Auteur: nzz.ch
Résumé
La crise du Groenland actuelle révèle des différences stratégiques profondes entre la France et l'Allemagne dans la gestion de Donald Trump. Tandis qu'Emmanuel Macron mise sur l'escalade et les mesures de rétorsion économiques, le chancelier Friedrich Merz s'efforce de désescalader et de dialoguer. Ces positions antagonistes menacent le consensus transatlantique et mettent en évidence le rêve français d'indépendance européenne par rapport à l'attachement allemand à la connexion américaine.
Personnes
- Emmanuel Macron – Président français
- Friedrich Merz – Chancelier allemand
- Donald Trump – Président américain
- Angela Merkel – Ancienne chancelière allemande
- Giorgia Meloni – Ministre présidente italienne
- Theo Francken – Ministre belge de la Défense
Thèmes
- Conflit du Groenland et provocations de Trump
- Relations transatlantiques et consensus
- Souveraineté européenne versus hégémonie américaine
- Désescalade versus stratégie de confrontation
- Mesures de rétorsion économiques
Résumé détaillé
Les différences franco-allemandes dans la crise du Groenland sont symptomatiques d'un schéma historique. Déjà en 2019, quand Macron avait qualifié l'OTAN de « morte cérébralement », Merkel avait réagi avec frustration. Au cours d'un dîner à Berlin, elle avait dit à Macron : « J'en ai assez de toujours ramasser les morceaux. » Ce conflit entre le disruptivisme français et la stabilité allemande caractérise la crise actuelle.
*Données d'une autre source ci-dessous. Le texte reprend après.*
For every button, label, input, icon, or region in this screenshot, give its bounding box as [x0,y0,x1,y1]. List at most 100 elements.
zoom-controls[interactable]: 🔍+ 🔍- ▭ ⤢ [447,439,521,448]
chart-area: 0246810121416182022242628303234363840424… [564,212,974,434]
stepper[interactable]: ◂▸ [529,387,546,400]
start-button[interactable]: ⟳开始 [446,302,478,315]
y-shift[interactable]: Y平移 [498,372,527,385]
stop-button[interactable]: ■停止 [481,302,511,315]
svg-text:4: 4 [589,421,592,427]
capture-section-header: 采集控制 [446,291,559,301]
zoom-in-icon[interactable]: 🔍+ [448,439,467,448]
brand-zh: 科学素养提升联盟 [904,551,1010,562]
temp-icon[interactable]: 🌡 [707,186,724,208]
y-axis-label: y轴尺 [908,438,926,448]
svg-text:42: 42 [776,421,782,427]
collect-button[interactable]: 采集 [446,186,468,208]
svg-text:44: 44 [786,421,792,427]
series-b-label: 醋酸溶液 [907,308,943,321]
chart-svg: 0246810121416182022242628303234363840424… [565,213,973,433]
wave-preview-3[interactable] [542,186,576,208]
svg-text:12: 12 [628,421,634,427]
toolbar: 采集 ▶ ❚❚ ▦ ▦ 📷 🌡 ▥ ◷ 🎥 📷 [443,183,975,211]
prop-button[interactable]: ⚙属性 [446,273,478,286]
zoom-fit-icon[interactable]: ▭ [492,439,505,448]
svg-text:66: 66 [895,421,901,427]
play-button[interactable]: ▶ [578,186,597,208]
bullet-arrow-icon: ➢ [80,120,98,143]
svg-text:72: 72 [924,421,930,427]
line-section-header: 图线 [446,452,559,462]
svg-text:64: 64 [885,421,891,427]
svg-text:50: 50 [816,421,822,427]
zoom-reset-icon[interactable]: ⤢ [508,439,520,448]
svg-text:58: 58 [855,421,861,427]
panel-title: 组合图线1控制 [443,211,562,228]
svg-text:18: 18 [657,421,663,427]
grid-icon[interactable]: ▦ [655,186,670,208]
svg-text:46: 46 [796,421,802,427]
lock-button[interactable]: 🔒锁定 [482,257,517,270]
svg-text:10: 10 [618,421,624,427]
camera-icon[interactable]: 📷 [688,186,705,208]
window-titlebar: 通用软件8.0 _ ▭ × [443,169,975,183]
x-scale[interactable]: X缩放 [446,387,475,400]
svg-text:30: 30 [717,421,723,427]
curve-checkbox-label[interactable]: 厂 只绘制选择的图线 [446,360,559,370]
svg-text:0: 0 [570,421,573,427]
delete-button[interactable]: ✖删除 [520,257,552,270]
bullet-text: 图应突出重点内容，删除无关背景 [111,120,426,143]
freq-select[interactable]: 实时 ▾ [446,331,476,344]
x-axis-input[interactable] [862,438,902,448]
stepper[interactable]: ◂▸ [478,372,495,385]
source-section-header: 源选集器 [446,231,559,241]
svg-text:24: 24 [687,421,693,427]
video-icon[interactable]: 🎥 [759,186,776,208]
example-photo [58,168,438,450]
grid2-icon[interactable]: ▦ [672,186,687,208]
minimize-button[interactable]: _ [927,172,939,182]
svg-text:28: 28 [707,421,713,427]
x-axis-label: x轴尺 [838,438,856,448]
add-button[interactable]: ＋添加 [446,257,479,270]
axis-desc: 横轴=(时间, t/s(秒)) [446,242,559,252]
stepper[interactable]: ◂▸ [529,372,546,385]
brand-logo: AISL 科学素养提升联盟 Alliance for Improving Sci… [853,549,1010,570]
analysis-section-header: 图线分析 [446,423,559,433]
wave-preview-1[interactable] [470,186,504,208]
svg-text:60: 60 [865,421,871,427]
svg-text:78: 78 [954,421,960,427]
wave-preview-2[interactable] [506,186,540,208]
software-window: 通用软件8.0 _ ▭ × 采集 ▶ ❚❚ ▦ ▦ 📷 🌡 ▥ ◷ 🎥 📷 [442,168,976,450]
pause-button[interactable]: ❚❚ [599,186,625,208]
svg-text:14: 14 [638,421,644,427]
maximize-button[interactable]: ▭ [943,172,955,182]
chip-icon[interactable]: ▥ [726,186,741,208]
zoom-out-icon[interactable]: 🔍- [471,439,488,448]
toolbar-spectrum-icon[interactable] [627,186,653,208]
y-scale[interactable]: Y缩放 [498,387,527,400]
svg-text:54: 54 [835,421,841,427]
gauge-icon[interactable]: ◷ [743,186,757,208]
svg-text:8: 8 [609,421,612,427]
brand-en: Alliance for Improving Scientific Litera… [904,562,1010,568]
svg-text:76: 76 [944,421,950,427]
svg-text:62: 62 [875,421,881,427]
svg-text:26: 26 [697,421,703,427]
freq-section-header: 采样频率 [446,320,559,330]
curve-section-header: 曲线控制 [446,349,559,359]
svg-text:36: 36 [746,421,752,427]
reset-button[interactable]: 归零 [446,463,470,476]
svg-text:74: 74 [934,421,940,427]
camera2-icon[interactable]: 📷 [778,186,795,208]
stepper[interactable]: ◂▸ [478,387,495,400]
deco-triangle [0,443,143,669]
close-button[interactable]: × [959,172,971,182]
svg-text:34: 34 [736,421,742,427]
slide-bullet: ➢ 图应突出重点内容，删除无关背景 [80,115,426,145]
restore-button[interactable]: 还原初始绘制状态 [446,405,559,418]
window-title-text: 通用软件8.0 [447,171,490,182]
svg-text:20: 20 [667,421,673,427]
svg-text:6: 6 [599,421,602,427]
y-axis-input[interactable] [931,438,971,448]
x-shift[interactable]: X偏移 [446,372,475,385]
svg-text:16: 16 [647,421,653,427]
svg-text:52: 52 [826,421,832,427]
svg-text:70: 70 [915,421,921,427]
La France poursuit depuis Charles de Gaulle l'objectif stratégique d'une indépendance européenne face à « l'Amérique surpuissante ». Macron a poursuivi ce rêve d'une « souveraineté européenne » de manière conséquente tout en tentant de se concilier Trump, pour assurer à la France une position de leader dans la formation des relations transatlantiques. Cette semaine, Trump a révélé un SMS de Macron dans lequel ce dernier l'invitait à dîner à Paris et proposait une réunion du G-7 avec des Ukrainiens, des Danois, des Syriens et des Russes – une offre que Trump a rejetée.
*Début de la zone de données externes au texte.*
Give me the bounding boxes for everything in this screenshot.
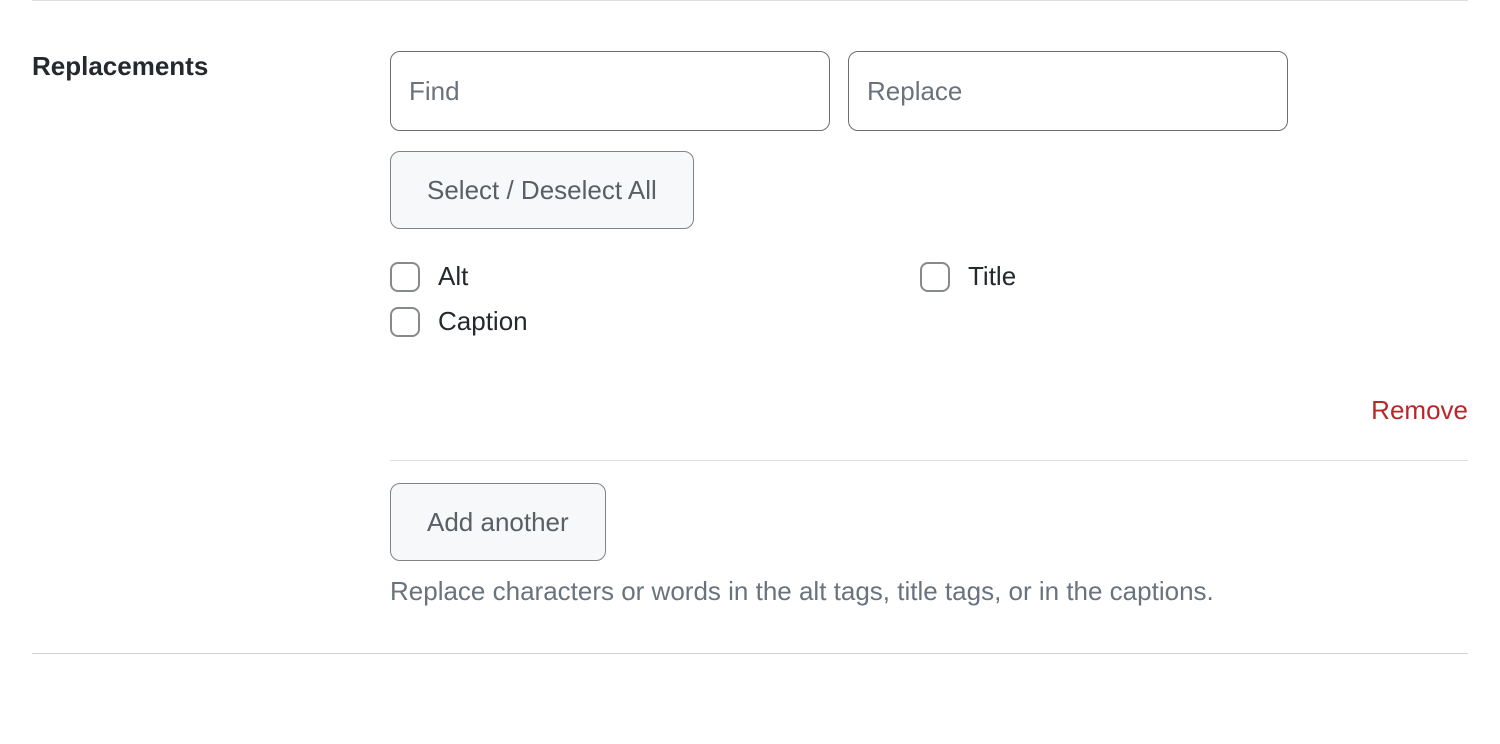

Au cours des derniers jours, Macron a adopté une ligne dure envers les États-Unis. Il s'est engagé en faveur des mesures de rétorsion économiques les plus rigoureuses possibles contre les États-Unis. Un rapport du « Wall Street Journal » en provenance de Paris a donné une tonalité confrontationnelle à une mission de reconnaissance militaire européenne au Groenland et a suggéré qu'elle était destinée à dissuader l'Amérique d'agir militairement contre le Groenland. Cela a accéléré l'escalade : un Trump irrité a menacé les participants à la mission – dont la France, l'Allemagne et les pays nordiques – de tarifs douaniers.
Plusieurs dirigeants européens se sont empressés de désamorcer la situation. Giorgia Meloni a déclaré que les initiatives européennes avaient été interprétées comme antiaméraines, ce qui n'était pas intentionnel. Le ministre belge de la Défense Theo Francken a souligné que ce n'était certainement pas l'objectif de provoquer Trump.
Contrairement à Macron, le chancelier allemand Friedrich Merz a opté pour la retenue et a travaillé en coulisses pour une position européenne unifiée. Après son appel téléphonique avec Trump jeudi, Merz a renoncé à la dureté et à la confrontation, optant plutôt pour la désescalade et le dialogue. Quand Macron a demandé l'activation du « bazooka commercial » – un instrument bruxellois contre les opérations d'influence chinoises – Merz a d'abord refusé. Lors d'une conférence de presse lundi, Merz a déclaré qu'il comprenait la réaction plus dure de Macron, mais qu'il s'efforçait de trouver une position européenne commune.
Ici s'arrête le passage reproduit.